Хозяин, приехав получить деньги за квартиру и узнав о богатстве и щедрости Оленина, пригласил его к себе. Старуха ласково принимала его, и со дня вечеринки Оленин часто по вечерам заходил к хозяевам и сиживал у них до ночи. Он, казалось, по-старому продолжал жить в станице, но в душе у него все перевернулось. День он проводил в лесу, а часов в восемь, как смеркалось, заходил к хозяевам, один или с дядей Ерошкой.

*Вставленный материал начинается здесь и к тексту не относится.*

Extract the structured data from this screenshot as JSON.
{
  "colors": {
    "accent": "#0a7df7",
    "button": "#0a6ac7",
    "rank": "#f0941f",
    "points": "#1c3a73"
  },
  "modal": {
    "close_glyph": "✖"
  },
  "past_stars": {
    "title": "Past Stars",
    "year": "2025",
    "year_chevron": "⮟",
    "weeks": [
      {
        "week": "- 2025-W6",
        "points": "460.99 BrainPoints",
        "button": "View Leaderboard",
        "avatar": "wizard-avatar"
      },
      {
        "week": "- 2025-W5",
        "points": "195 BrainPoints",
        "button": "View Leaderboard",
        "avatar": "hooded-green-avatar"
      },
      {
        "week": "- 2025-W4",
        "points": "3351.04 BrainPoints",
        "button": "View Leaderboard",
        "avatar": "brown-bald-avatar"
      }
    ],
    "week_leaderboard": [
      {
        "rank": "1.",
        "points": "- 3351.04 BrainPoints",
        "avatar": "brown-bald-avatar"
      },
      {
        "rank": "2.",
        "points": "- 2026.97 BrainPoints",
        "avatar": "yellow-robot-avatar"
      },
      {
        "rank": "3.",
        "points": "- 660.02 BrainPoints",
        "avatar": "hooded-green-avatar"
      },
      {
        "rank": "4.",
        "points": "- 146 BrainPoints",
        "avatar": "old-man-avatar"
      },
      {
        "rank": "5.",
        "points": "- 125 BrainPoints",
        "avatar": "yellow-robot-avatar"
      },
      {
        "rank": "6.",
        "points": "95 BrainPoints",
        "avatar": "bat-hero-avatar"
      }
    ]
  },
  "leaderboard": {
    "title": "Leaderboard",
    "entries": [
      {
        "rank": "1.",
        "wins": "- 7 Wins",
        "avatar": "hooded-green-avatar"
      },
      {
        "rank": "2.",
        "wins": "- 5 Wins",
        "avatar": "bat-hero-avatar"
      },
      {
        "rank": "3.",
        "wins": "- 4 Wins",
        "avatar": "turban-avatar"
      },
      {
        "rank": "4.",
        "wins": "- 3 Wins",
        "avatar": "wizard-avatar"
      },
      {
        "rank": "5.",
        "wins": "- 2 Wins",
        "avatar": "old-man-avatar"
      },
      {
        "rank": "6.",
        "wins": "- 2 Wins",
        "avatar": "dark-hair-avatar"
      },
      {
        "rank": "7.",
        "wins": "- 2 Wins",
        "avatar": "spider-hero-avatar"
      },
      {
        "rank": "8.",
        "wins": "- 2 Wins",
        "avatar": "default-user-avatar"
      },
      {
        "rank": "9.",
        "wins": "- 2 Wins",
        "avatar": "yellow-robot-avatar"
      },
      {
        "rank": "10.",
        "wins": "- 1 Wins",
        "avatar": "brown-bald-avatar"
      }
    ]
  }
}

Хозяева уж так привыкли к нему, что удивлялись, когда его не было. Платил он за вино хорошо, и человек был смирный. Ванюша приносил ему чай; он садился в угол к печи; старуха, не стесняясь, делала свое дело, и они беседовали за чаем и за чихирем о казачьих делах, о соседях, о России, про которую Оленин рассказывал, а они расспрашивали. Иногда он брал книгу и читал про себя. Марьяна, как дикая коза, поджав ноги, сидела на печи или в темном углу. Она не принимала участия в разговоре, но Оленин видел ее глаза, лицо, слышал ее движения, пощелкиванье семечек и чувствовал, что она слушает всем существом своим, когда он говорил, и чувствовал ее присутствие, когда он молча читал. Иногда ему казалось, кто ее глаза устремлены на него, и, встречаясь с их блеском, он невольно замолкал и смотрел на нее. Тогда она сейчас же пряталась, а он, притворяясь, что очень занят разговором с старухой, прислушивался к ее дыханию, ко всем ее движениям и снова дожидался ее взгляда. При других она была большею частию весела и ласкова с ним, а наедине дика и груба. Иногда он приходил к ним, когда Марьяна еще не возвращалась с улицы: вдруг заслышатся ее сильные шаги, и мелькнет в отворенной двери ее голубая ситцевая рубаха. Выйдет она на середину хаты, увидит его, - и глаза ее чуть заметно ласково улыбнутся, и ему станет весело и страшно.

Он ничего не искал, не желал от нее, а с каждым днем ее присутствие становилось для него все более и более необходимостию.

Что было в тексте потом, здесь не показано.